I was on this lease for three years and from the first hunt to the last, this consistently was some of the best shooting I have ever experienced. The lease was a three-hour plus drive from our home in Cypress, so I could leave at 5:00 a.m. and be hunting by 8:30 and be back by 8:30 p.m. Gasoline prices were around $.75 per gallon.

In January of 1992, my son Randy and I had planned a hunt to tie in with quail season and the special dove season, and as always, one of us had a conflict. He had to be back to Cypress by 6:00 p.m. for an event at the Northwest Baptist Church. Randy had received and accepted the call to enter the ministry, and had just entered the Southwest Baptist Seminary in Ft. Worth. We decided to leave early and try to get away right after lunch.
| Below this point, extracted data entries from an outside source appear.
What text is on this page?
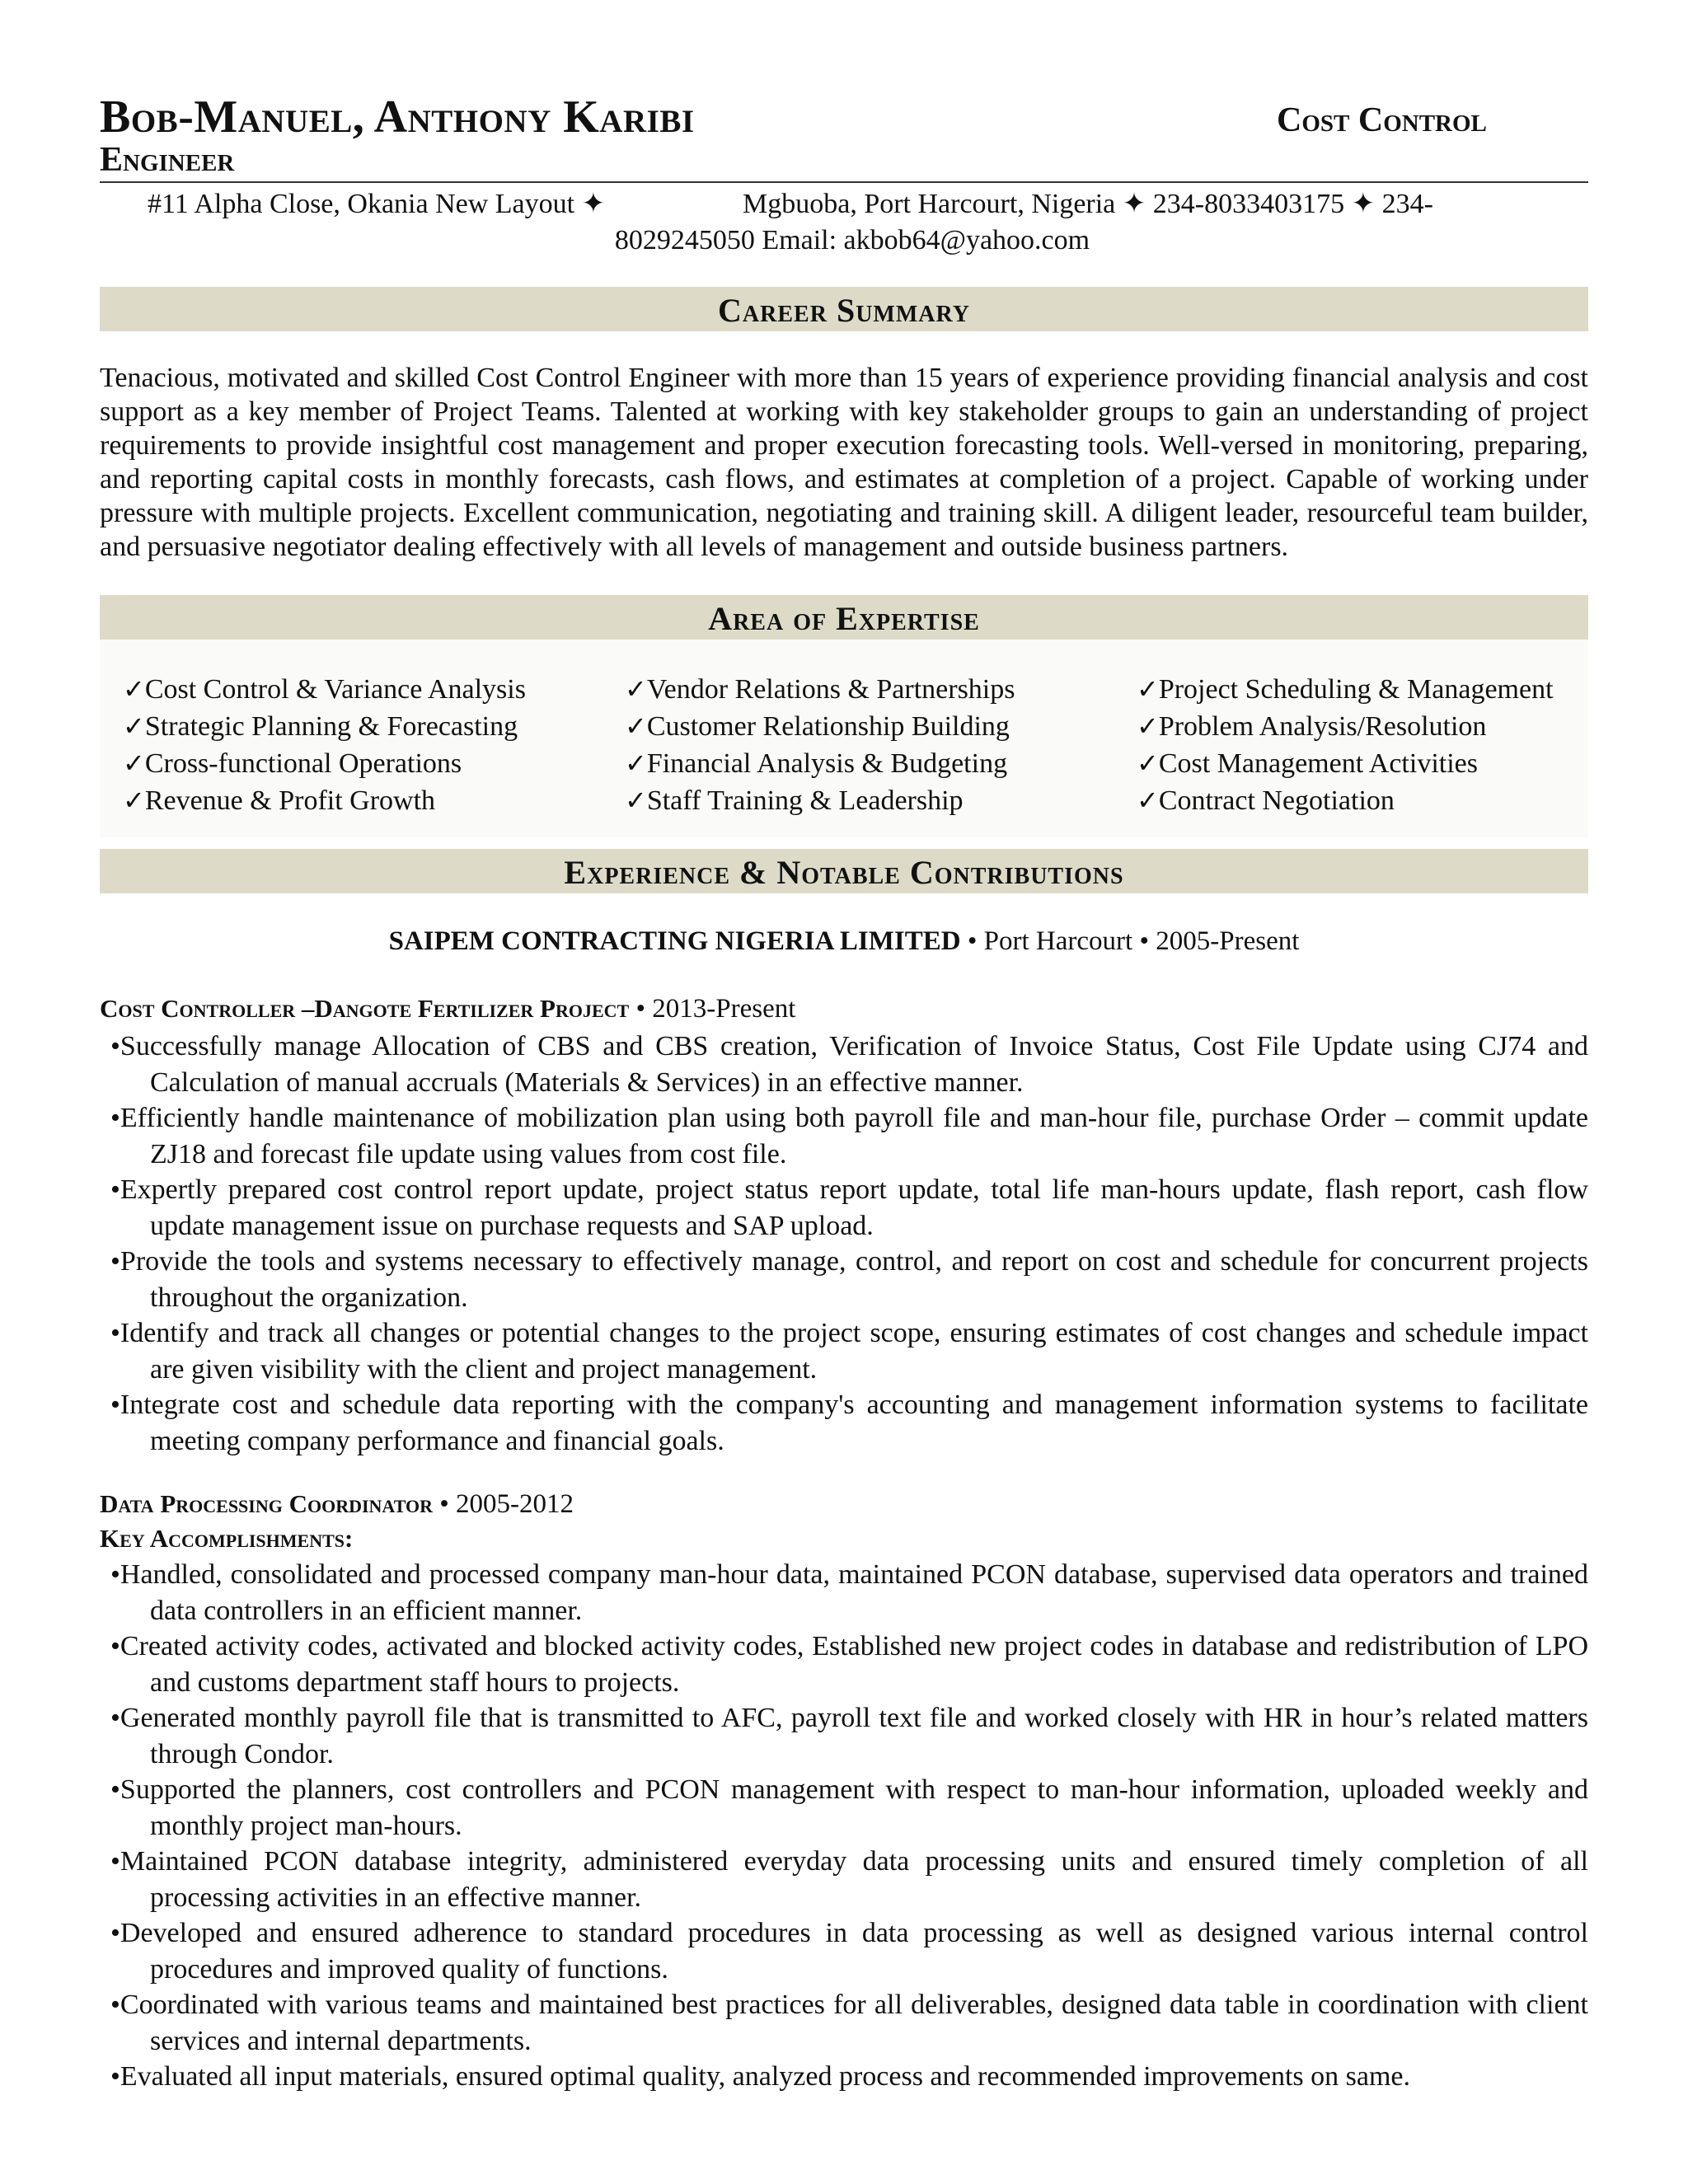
Bob-Manuel, Anthony Karibi	Cost Control
Engineer
#11 Alpha Close, Okania New Layout ✦	Mgbuoba, Port Harcourt, Nigeria ✦ 234-8033403175 ✦ 234-
8029245050 Email: akbob64@yahoo.com
Career Summary
Tenacious, motivated and skilled Cost Control Engineer with more than 15 years of experience providing financial analysis and cost support as a key member of Project Teams. Talented at working with key stakeholder groups to gain an understanding of project requirements to provide insightful cost management and proper execution forecasting tools. Well-versed in monitoring, preparing, and reporting capital costs in monthly forecasts, cash flows, and estimates at completion of a project. Capable of working under pressure with multiple projects. Excellent communication, negotiating and training skill. A diligent leader, resourceful team builder, and persuasive negotiator dealing effectively with all levels of management and outside business partners.
Area of Expertise
✓Cost Control & Variance Analysis
✓Strategic Planning & Forecasting
✓Cross-functional Operations
✓Revenue & Profit Growth
✓Vendor Relations & Partnerships
✓Customer Relationship Building
✓Financial Analysis & Budgeting
✓Staff Training & Leadership
✓Project Scheduling & Management
✓Problem Analysis/Resolution
✓Cost Management Activities
✓Contract Negotiation
Experience & Notable Contributions
SAIPEM CONTRACTING NIGERIA LIMITED • Port Harcourt • 2005-Present
Cost Controller –Dangote Fertilizer Project • 2013-Present
•Successfully manage Allocation of CBS and CBS creation, Verification of Invoice Status, Cost File Update using CJ74 and Calculation of manual accruals (Materials & Services) in an effective manner.
•Efficiently handle maintenance of mobilization plan using both payroll file and man-hour file, purchase Order – commit update ZJ18 and forecast file update using values from cost file.
•Expertly prepared cost control report update, project status report update, total life man-hours update, flash report, cash flow update management issue on purchase requests and SAP upload.
•Provide the tools and systems necessary to effectively manage, control, and report on cost and schedule for concurrent projects throughout the organization.
•Identify and track all changes or potential changes to the project scope, ensuring estimates of cost changes and schedule impact are given visibility with the client and project management.
•Integrate cost and schedule data reporting with the company's accounting and management information systems to facilitate meeting company performance and financial goals.
Data Processing Coordinator • 2005-2012
Key Accomplishments:
•Handled, consolidated and processed company man-hour data, maintained PCON database, supervised data operators and trained data controllers in an efficient manner.
•Created activity codes, activated and blocked activity codes, Established new project codes in database and redistribution of LPO and customs department staff hours to projects.
•Generated monthly payroll file that is transmitted to AFC, payroll text file and worked closely with HR in hour’s related matters through Condor.
•Supported the planners, cost controllers and PCON management with respect to man-hour information, uploaded weekly and monthly project man-hours.
•Maintained PCON database integrity, administered everyday data processing units and ensured timely completion of all processing activities in an effective manner.
•Developed and ensured adherence to standard procedures in data processing as well as designed various internal control procedures and improved quality of functions.
•Coordinated with various teams and maintained best practices for all deliverables, designed data table in coordination with client services and internal departments.
•Evaluated all input materials, ensured optimal quality, analyzed process and recommended improvements on same.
Randy and I, along with Gus my brittany spaniel, were hunting as the sun came up and within an hour each had half of our limit of Quail. We were hunting around an old WW II Quonset hut that was full of milo seeds. Milo is a sorghum grass that heads out and is harvested for cattle food, white wing and mourning doves, along with quail find the seeds irresistible. As we walked toward the hut we could see the doves swarming around it.

Randy picked a spot at one end of the hut and I got on the other, the shooting was fast and furious and within thirty minutes we each had our limits of twelve birds. We took a break and compared notes; it was almost too easy we said.

Gus was worn out from retrieving doves. He would sit by my leg, run out and get each bird I shot and run back to let me take it from his mouth. He was coughing and spitting out feathers, because when a dog picks up a dove, his teeth will cause the feathers to come out in his mouth. We had a time limit and our dog was worn out, so I revived him with a can of dog food and soon he’s ready to hunt some more.

Randy and I enjoyed the break and by 10:00 a.m. we were chasing quail. The first covey we found were scaled, scalies or blue quail, which are notorious runners and the race was on. The bob whites on this lease were excellent runners, but the “scalies” left them in the dust. This covey ran us and left us panting but we thinned their numbers by four birds. Soon we found another covey of bobs and we filled our limit.

Taking stock of our situation we found that we each had our limit of doves and limit of quail. Looking at our watches we saw it was 11:00 a.m. so we sat down to skin the quail and breast the doves. By noon our hands were washed, the birds were on ice, and we were headed home.

Randy made his activity on time. Since 2004, Randy has been Pastor of The Fellowship of San Marcos Church in San Marcos, Texas.

Four limits in four hours, on two species of game, still stands as a family record.